What is Creative thinking
- Generating diverse ideas: the ability to provide multiple ideas or solutions to a given problem or scenario.
- Generating creative ideas: the ability to generate original and useful ideas.
- Evaluating and improving ideas: the capacity to assess the quality of ideas, improve them, and select the most effective or appropriate ones.
For high performning students, creative thinking involves learning to use a variety of approaches to solve problems, analyse multiple viewpoints, adapt ideas, and arrive at new solutions.
Creative thinking for high performing students is taught through STEAM (Science, Technology, Engineering, Arts and Mathematics) subjects. In these subjects creative thinking teaches students to use a variety of approaches to solve problems, analyse multiple viewpoints, adapt ideas, and arrive at new solutions.
Examples of creative thinking
- articulating ideas and solutions through written components such as design folios, reflective journals, and presentations.
- creating visual representations of solutions such as sketches, models, or digital designs.
- considering diverse perspectives when presented with a problem.
- applying scientific thinking by formulating hypotheses, conducting experiments, and analysing data.
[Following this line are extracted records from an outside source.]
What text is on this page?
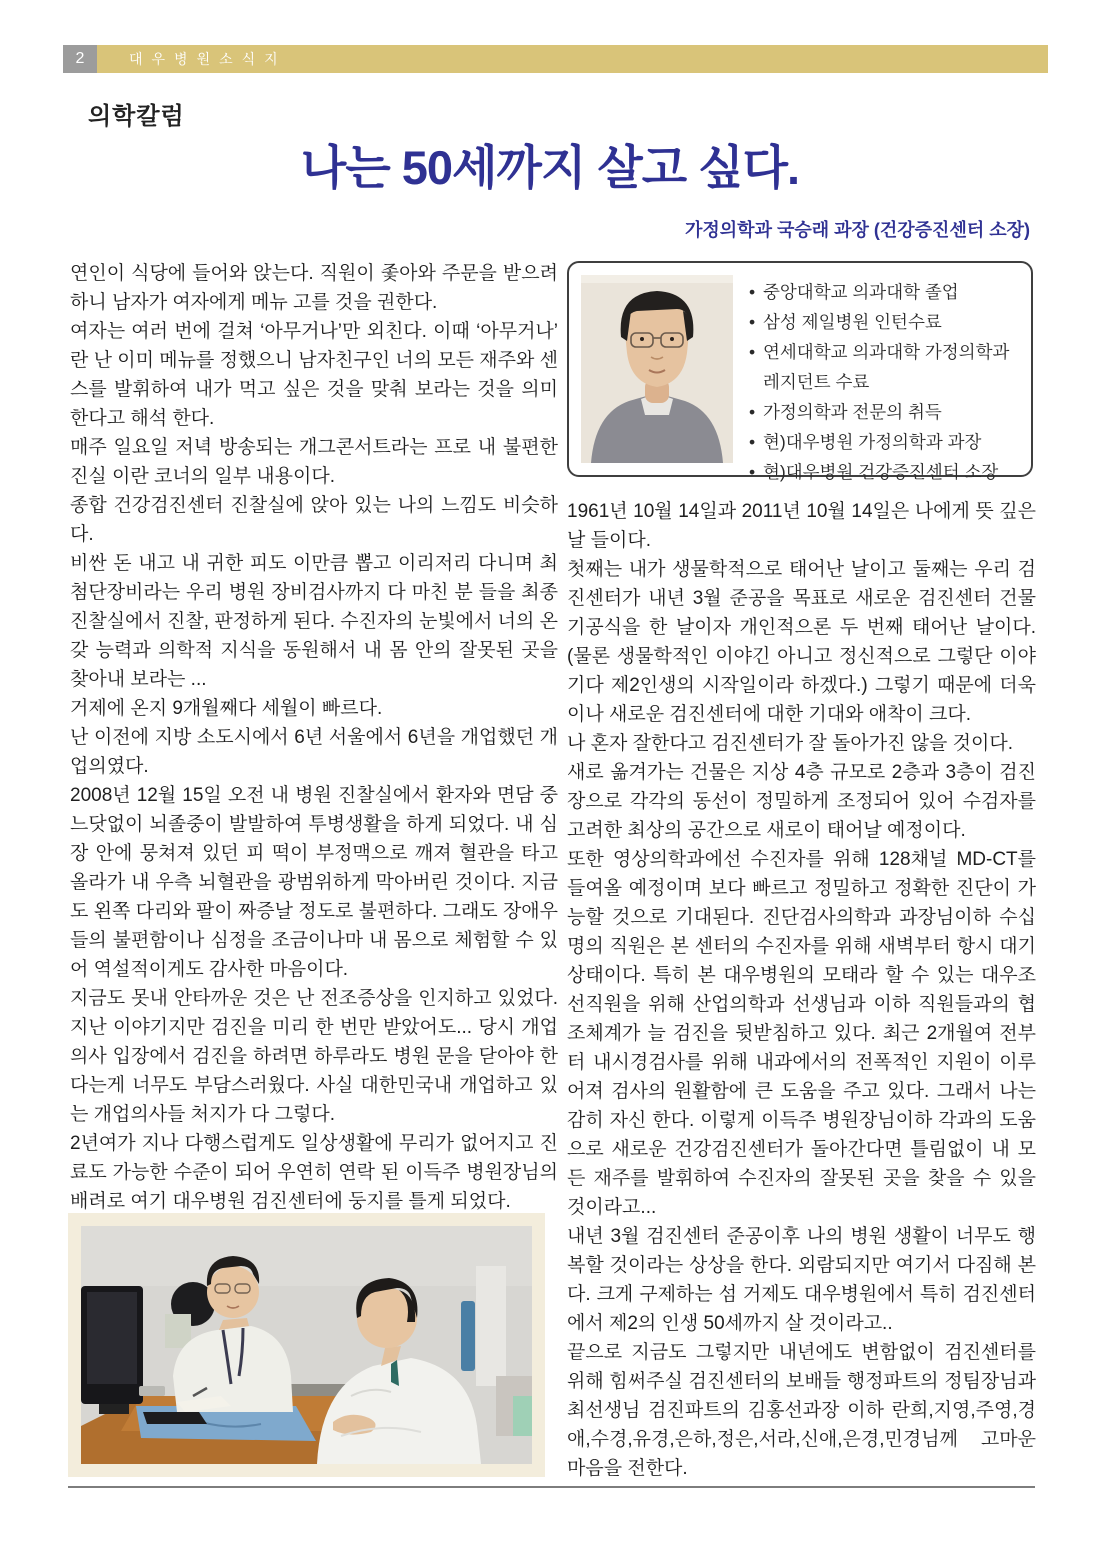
2	대우병원소식지
의학칼럼
나는 50세까지 살고 싶다.
가정의학과 국승래 과장 (건강증진센터 소장)
• 중앙대학교 의과대학 졸업
• 삼성 제일병원 인턴수료
• 연세대학교 의과대학 가정의학과 레지던트 수료
• 가정의학과 전문의 취득
• 현)대우병원 가정의학과 과장
• 현)대우병원 건강증진센터 소장

연인이 식당에 들어와 앉는다. 직원이 좇아와 주문을 받으려하니 남자가 여자에게 메뉴 고를 것을 권한다.

여자는 여러 번에 걸쳐 ‘아무거나’만 외친다. 이때 ‘아무거나’ 란 난 이미 메뉴를 정했으니 남자친구인 너의 모든 재주와 센스를 발휘하여 내가 먹고 싶은 것을 맞춰 보라는 것을 의미 한다고 해석 한다.

매주 일요일 저녁 방송되는 개그콘서트라는 프로 내 불편한 진실 이란 코너의 일부 내용이다.

종합 건강검진센터 진찰실에 앉아 있는 나의 느낌도 비슷하다.

비싼 돈 내고 내 귀한 피도 이만큼 뽑고 이리저리 다니며 최첨단장비라는 우리 병원 장비검사까지 다 마친 분 들을 최종 진찰실에서 진찰, 판정하게 된다. 수진자의 눈빛에서 너의 온갖 능력과 의학적 지식을 동원해서 내 몸 안의 잘못된 곳을 찾아내 보라는 ...

거제에 온지 9개월째다 세월이 빠르다.

난 이전에 지방 소도시에서 6년 서울에서 6년을 개업했던 개업의였다.

2008년 12월 15일 오전 내 병원 진찰실에서 환자와 면담 중 느닷없이 뇌졸중이 발발하여 투병생활을 하게 되었다. 내 심장 안에 뭉쳐져 있던 피 떡이 부정맥으로 깨져 혈관을 타고 올라가 내 우측 뇌혈관을 광범위하게 막아버린 것이다. 지금도 왼쪽 다리와 팔이 짜증날 정도로 불편하다. 그래도 장애우들의 불편함이나 심정을 조금이나마 내 몸으로 체험할 수 있어 역설적이게도 감사한 마음이다.

지금도 못내 안타까운 것은 난 전조증상을 인지하고 있었다. 지난 이야기지만 검진을 미리 한 번만 받았어도... 당시 개업의사 입장에서 검진을 하려면 하루라도 병원 문을 닫아야 한다는게 너무도 부담스러웠다. 사실 대한민국내 개업하고 있는 개업의사들 처지가 다 그렇다.

2년여가 지나 다행스럽게도 일상생활에 무리가 없어지고 진료도 가능한 수준이 되어 우연히 연락 된 이득주 병원장님의 배려로 여기 대우병원 검진센터에 둥지를 틀게 되었다.

1961년 10월 14일과 2011년 10월 14일은 나에게 뜻 깊은 날 들이다.

첫째는 내가 생물학적으로 태어난 날이고 둘째는 우리 검진센터가 내년 3월 준공을 목표로 새로운 검진센터 건물 기공식을 한 날이자 개인적으론 두 번째 태어난 날이다.(물론 생물학적인 이야긴 아니고 정신적으로 그렇단 이야기다 제2인생의 시작일이라 하겠다.) 그렇기 때문에 더욱이나 새로운 검진센터에 대한 기대와 애착이 크다.

나 혼자 잘한다고 검진센터가 잘 돌아가진 않을 것이다.

새로 옮겨가는 건물은 지상 4층 규모로 2층과 3층이 검진장으로 각각의 동선이 정밀하게 조정되어 있어 수검자를 고려한 최상의 공간으로 새로이 태어날 예정이다.

또한 영상의학과에선 수진자를 위해 128채널 MD-CT를 들여올 예정이며 보다 빠르고 정밀하고 정확한 진단이 가능할 것으로 기대된다. 진단검사의학과 과장님이하 수십명의 직원은 본 센터의 수진자를 위해 새벽부터 항시 대기상태이다. 특히 본 대우병원의 모태라 할 수 있는 대우조선직원을 위해 산업의학과 선생님과 이하 직원들과의 협조체계가 늘 검진을 뒷받침하고 있다. 최근 2개월여 전부터 내시경검사를 위해 내과에서의 전폭적인 지원이 이루어져 검사의 원활함에 큰 도움을 주고 있다. 그래서 나는 감히 자신 한다. 이렇게 이득주 병원장님이하 각과의 도움으로 새로운 건강검진센터가 돌아간다면 틀림없이 내 모든 재주를 발휘하여 수진자의 잘못된 곳을 찾을 수 있을 것이라고...

내년 3월 검진센터 준공이후 나의 병원 생활이 너무도 행복할 것이라는 상상을 한다. 외람되지만 여기서 다짐해 본다. 크게 구제하는 섬 거제도 대우병원에서 특히 검진센터에서 제2의 인생 50세까지 살 것이라고..

끝으로 지금도 그렇지만 내년에도 변함없이 검진센터를 위해 힘써주실 검진센터의 보배들 행정파트의 정팀장님과 최선생님 검진파트의 김홍선과장 이하 란희,지영,주영,경애,수경,유경,은하,정은,서라,신애,은경,민경님께 고마운 마음을 전한다.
- applying thinking process to innovate on an idea
Alongside classroom lessons, competitions also engage high performing students in creative thinking. For example, the NSW Department of Education’s Game Changer Challenge and Maths Olympiad present complex, real-world problems that require innovative and original solutions, and encourage students to apply various creative thinking skills.
Initiatives such as a school Science Fair also provide platforms for creative thinking. Science Fair projects that include fair testing and/or design thinking enable students to generate and experiment with ideas and produce novel and effective responses and solutions.
At Ashfield Public School we provide opportunities for high performing students to develop creative thinking skills in all classrooms. It is expected that creative thinking is goal directed with students learning that generating, evaluating and improving ideas is driven by some purpose, and towards an end.
By teaching creative thinking we support students to become innovative problem-solvers who can undertake increasingly complex challenges with confidence and curiosity.